VERNON TWP. — Great Lakes Fusion’s plan to expand its business and add new equipment is getting a financial helping hand from the state of Michigan.
The company’s project — manufacturing a new hard fusion-welded product — is expected to generate a capital investment of $2.65 million and create 40 jobs. That move has resulted in a performance-based grant of $250,000 from the Michigan Strategic Fund’s Michigan Business Development Program, as announced by the Michigan Economic Development Corporation (MEDC).
“Our family of companies has called Shiawassee County home since its inception,” said Joe Libby, business development manager for the Great Lakes Family of Companies, of which Great Lakes Fusion is a part. “We are thrilled to provide high-quality jobs to our team and, through the assistance of the Michigan Economic Development Corporation and the Shiawassee Economic Development Partnership, we will continue our growth through innovation and hard work.”

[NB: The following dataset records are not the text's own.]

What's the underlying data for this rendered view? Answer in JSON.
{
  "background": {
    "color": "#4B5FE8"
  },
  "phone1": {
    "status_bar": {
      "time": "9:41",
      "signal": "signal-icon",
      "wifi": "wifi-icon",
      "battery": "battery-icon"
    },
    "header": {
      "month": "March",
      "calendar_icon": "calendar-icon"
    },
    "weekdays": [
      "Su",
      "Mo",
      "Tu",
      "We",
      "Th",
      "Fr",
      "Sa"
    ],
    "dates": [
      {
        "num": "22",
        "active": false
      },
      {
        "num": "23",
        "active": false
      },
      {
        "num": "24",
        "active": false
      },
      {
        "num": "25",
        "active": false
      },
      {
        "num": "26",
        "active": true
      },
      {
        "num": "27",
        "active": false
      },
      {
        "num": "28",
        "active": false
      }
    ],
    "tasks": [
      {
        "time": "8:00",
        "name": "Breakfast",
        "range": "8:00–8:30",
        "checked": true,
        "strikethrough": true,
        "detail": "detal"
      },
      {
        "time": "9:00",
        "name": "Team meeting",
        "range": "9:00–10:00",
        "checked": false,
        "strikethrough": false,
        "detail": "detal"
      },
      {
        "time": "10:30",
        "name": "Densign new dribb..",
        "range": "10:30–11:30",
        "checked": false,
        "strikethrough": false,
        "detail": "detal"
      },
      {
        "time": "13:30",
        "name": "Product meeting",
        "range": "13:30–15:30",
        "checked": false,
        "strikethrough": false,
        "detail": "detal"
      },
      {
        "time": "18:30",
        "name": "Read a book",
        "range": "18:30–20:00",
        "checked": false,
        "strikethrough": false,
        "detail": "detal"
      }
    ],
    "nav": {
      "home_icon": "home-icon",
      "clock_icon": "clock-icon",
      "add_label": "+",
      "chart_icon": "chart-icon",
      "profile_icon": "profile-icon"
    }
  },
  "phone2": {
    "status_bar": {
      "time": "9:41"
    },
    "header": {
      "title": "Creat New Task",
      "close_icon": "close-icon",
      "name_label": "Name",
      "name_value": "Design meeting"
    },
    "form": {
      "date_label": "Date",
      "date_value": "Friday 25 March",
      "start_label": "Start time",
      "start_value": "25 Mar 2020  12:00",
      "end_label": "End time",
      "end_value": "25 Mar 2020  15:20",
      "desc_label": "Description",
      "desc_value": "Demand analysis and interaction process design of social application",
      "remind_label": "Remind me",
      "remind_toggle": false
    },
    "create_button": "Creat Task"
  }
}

Opening in 1998, Great Lakes Fusion, 7505 M-71, serves the landfill market through the fusion welding and installation of high-density polyethylene pipe, a news release states. The company excavates and builds new cells at landfills, drills collection wells for the collection of landfill gas and installs the pipe systems for collection. The company has also developed proprietary products for the landfill market.
Great Lakes Fusion is in the process of hiring employees to fill the open positions. For details, visit greatlakesfusion.com. The Shiawassee Economic Development Partnership (SEDP), based in Owosso, has offered to help Great Lakes Fusion find job candidates.
“The Great Lakes team is making a major investment in their business and property in Vernon Township, and we are grateful for their commitment to our community. We continue to be impressed by and thankful for the entrepreneurial spirit of the Great Lakes Family of Companies,” Justin Horvath, president/CEO of SEDP, said. “We are also very thankful for the support received from MEDC, which will help to accelerate their job growth here in Shiawassee County.”
In addition, a brownfield plan to clean up property located at the Great Lakes Family of Companies site on M-71 has been approved by the Michigan Strategic Fund. The project will redevelop land that is currently strewn with large concrete culverts left behind by the property’s previous owner.
After the cleanup is completed, the company hopes to construct buildings on the land for its own growing group of businesses, or attract outside companies to build manufacturing facilities.
“It will be either an industrial park or an expansion of our own businesses, but we definitely have long-term plans of building out the property,” Great Lakes owner Bryan Marks said.
Great Lakes will make the initial financial outlay of about $1 million to conduct the cleanup. After the property is redeveloped, the company will be able to recoup part of its investment by capturing $988,500 in local and school taxes through tax increment financing.
A tax increment financing plan allows a company to capture the amount of taxes generated by the increased value of the property after it is redeveloped. The original amount of taxes set by the property value before redevelopment continues to go where it did before, typically to school districts and local governments.
Tax increment financing plans are designed to incentivize development, especially on brownfields, which otherwise might remain undeveloped because of the high cost of cleaning them up.
“These projects will lead to new business growth, revitalized communities and more and better jobs for our residents. We’re pleased to work with our local partners and support these investments,” said Jeff Mason, CEO of MEDC.
The MEDC is the state’s chief marketing and business attraction arm, administering programs and performing due diligence on behalf of the Michigan Strategic Fund.
“The SEDP, the MEDC and State Rep. Ben Frederick, all played an integral role in this,” Marks said. “I want to express gratitude and thanks for all of their hard work.”